Everything from one end of the monochromatic scale of black to that of white I am able to imagine when taking photos. I see color arrangement in monochrome.
The black and white film I buy at B & H on 9th Avenue across from the Cheyenne Diner I have used for decades now–is it that long, really? The last time I was there was with my Dad–no, it wasn’t the last time I was there, the time I am remembering. I was there getting some 8mm movie film processed–color–when? My last time there . . . the last time I was there with my dad we did go to the Cheyenne Diner, we did have hamburgers, we did . . .
How long ago now–there are many things I become surprised by how old they are in my life, how long ago they happened. I cannot say that the last time I was there with my dad I bought film at HB and burgers at the Cheyenne Diner. We did go and get burgers at the Cheyenne, my Dad and I. How long before he died? He died in the morning with the sun breaking through the clouds after having snowed a few inches the night before. It’s four years ago that my dad died as the sun broke through the gloom . . .
I was once told that neither extreme on the monochromatic scale is actually present in a film–but that can’t be, can it? This is not a point of contention for me when I shoot with black and white film; is there true white and true black in what I have shot. I have gone into the extremes of low-light photography and let me tell you I have recorded on film, black and white.
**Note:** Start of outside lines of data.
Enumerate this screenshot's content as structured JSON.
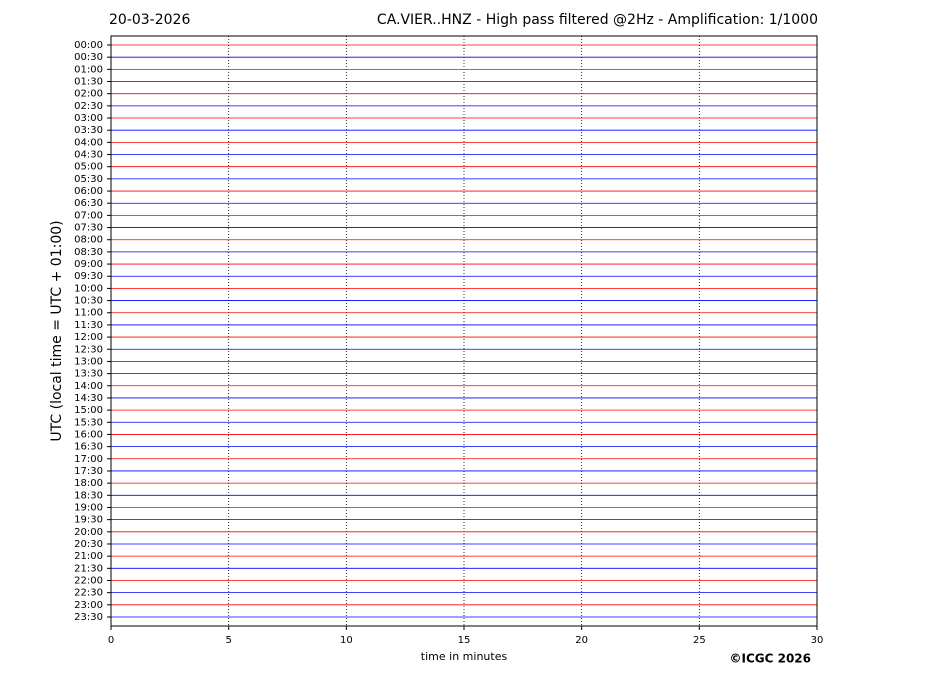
{
  "chart_data": {
    "type": "helicorder",
    "date": "20-03-2026",
    "title": "CA.VIER..HNZ - High pass filtered @2Hz - Amplification: 1/1000",
    "x_label": "time in minutes",
    "y_label": "UTC (local time = UTC + 01:00)",
    "copyright": "©ICGC 2026",
    "xlim": [
      0,
      30
    ],
    "xticks": [
      0,
      5,
      10,
      15,
      20,
      25,
      30
    ],
    "grid": true,
    "trace_colors": [
      "#ff0000",
      "#0000ff"
    ],
    "categories": [
      "00:00",
      "00:30",
      "01:00",
      "01:30",
      "02:00",
      "02:30",
      "03:00",
      "03:30",
      "04:00",
      "04:30",
      "05:00",
      "05:30",
      "06:00",
      "06:30",
      "07:00",
      "07:30",
      "08:00",
      "08:30",
      "09:00",
      "09:30",
      "10:00",
      "10:30",
      "11:00",
      "11:30",
      "12:00",
      "12:30",
      "13:00",
      "13:30",
      "14:00",
      "14:30",
      "15:00",
      "15:30",
      "16:00",
      "16:30",
      "17:00",
      "17:30",
      "18:00",
      "18:30",
      "19:00",
      "19:30",
      "20:00",
      "20:30",
      "21:00",
      "21:30",
      "22:00",
      "22:30",
      "23:00",
      "23:30"
    ]
  }
}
I have hundreds and hundreds of photos in black and white stored in boxes in a closet in my apartment. . . a closet photographer, no? Interesting, this idea about being in a closet, or how being closeted is not only about sexual orientation and sexuality.
Every human soul experiences this closet of his own, this closet of his desires, his feelings, his ideas, whatever have you that’s locked up in you–in me. No one escapes, really, one Chinese box of closets this Self of selves.